I will unpack in a moment what this means from my perspective.
But let me know lay out a few points from the staff response to comments on the Housing Element.
The city has been assigned 2075 housing units this cycle. As staff points out: “When the city prepares the Housing Element Update to address the new RHNA assignment, it must show where the available residential properties are located.”
If there are not enough available sites, “the city must identify and rezone more sites within 3 years of adoption of the Housing Element. The sites identified to date are the candidate rezone sites to meet the shortfall.”
Because of the housing crisis, the state has “made the selection of sites more stringent.”
They write: “All sites must be viable and ‘ready for development’ meaning that if a city reports the inclusion of a site on its inventory, it must also show the reasonable likelihood of development.”
That means the PG&E site can’t count this time around, because PG&E has stated in writing they are not interested in selling the land or repurposing it.
The staff adds, “The sites selected, in the opinion of staff, have the most likelihood of development. If for some reason an adequate number of sites is not rezoned, then the city will be out of compliance with its General Plan, putting in jeopardy the ability to apply for grant funding and possibility the approval of other projects in the city.”
They further write: “It is true that simply rezoning a site does not mean units will actually be built. That is the reason why the city has an entire element designed to include policies that will further the production of housing. However, the City is not in the business of constructing housing. Therefore, it must rely on private developers to meet all of the requirements laid out by the city. And if the requirements are too burdensome, the affordable housing will not be built.”
They also point out that the legislature has now dictated that, for rezoned sites, “HCD [Housing & Community Development] will not accept any site under 0.5 acres.”
So is there land available to rezone that is commercially zoned? Yes. We estimated previously there are about 64 viable acres of land that could be rezoned in the city. That removes the land held by Sutter and Kaiser for medical facility expansion, it removes land along Second Street that is the Frontier Fertilizer site, and it excludes the 15 acres or so between Chiles and Cowell.
Realistically, you aren’t going to want to put any of the housing along Second St. or in much of University Research Park. The bottom line is, even looking at vacant rezonable land, Davis is pretty limited.
Plus, a few months ago people were complaining that Davis was rezoning commercial land for residential—they wanted that commercial land to be used rather than building an Innovation Center.
The bottom line: we don’t have much vacant land left. It is a small pie. It cannot possibly fill the needs for both housing and commercial.
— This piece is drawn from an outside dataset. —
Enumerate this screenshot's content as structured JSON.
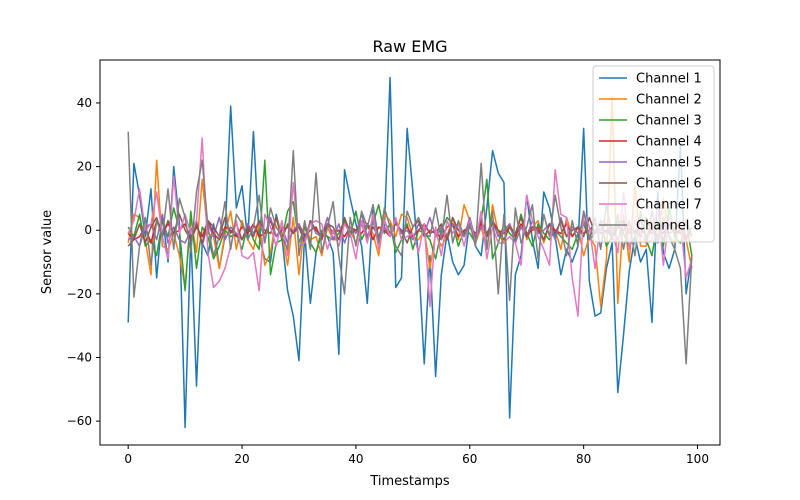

So can we redevelop existing land? Of course. But it is more expensive. There is a reason why we had a Redevelopment Agency (RDA) at one point to finance large scale redevelopment.
And again, the city has to show that it is viable within three years of adoption of the Housing Element.
So anyone who wants to argue that it’s factually incorrect that Measure J is making it more difficult to meet the current RHNA requirements (we should not use terms like “prevent”—after all we can pass Measure J projects, at least theoretically) is setting the bar way too high.
Existing sites can be rezoned, they can include more density—but that requires the desire for existing landowners to do that and be able to afford the process.
We did see one example of that—University Mall. We saw how the residents around the area responded to it. They did do it. It took a large company, it took a long and contentious process, and it took a divided council willing to stand up to the owners.
This is what we are dealing with at this point.
I think we need to be honest with the community: we don’t have much vacant land, we don’t have an RDA, it’s expensive to redevelop, the neighbors don’t like densification, and the community has opposed peripheral for the most part.
Something has to give. It doesn’t have to be peripheral. But increasingly it is going to be hard—expensive and contentious to go up, and there is not much that is vacant.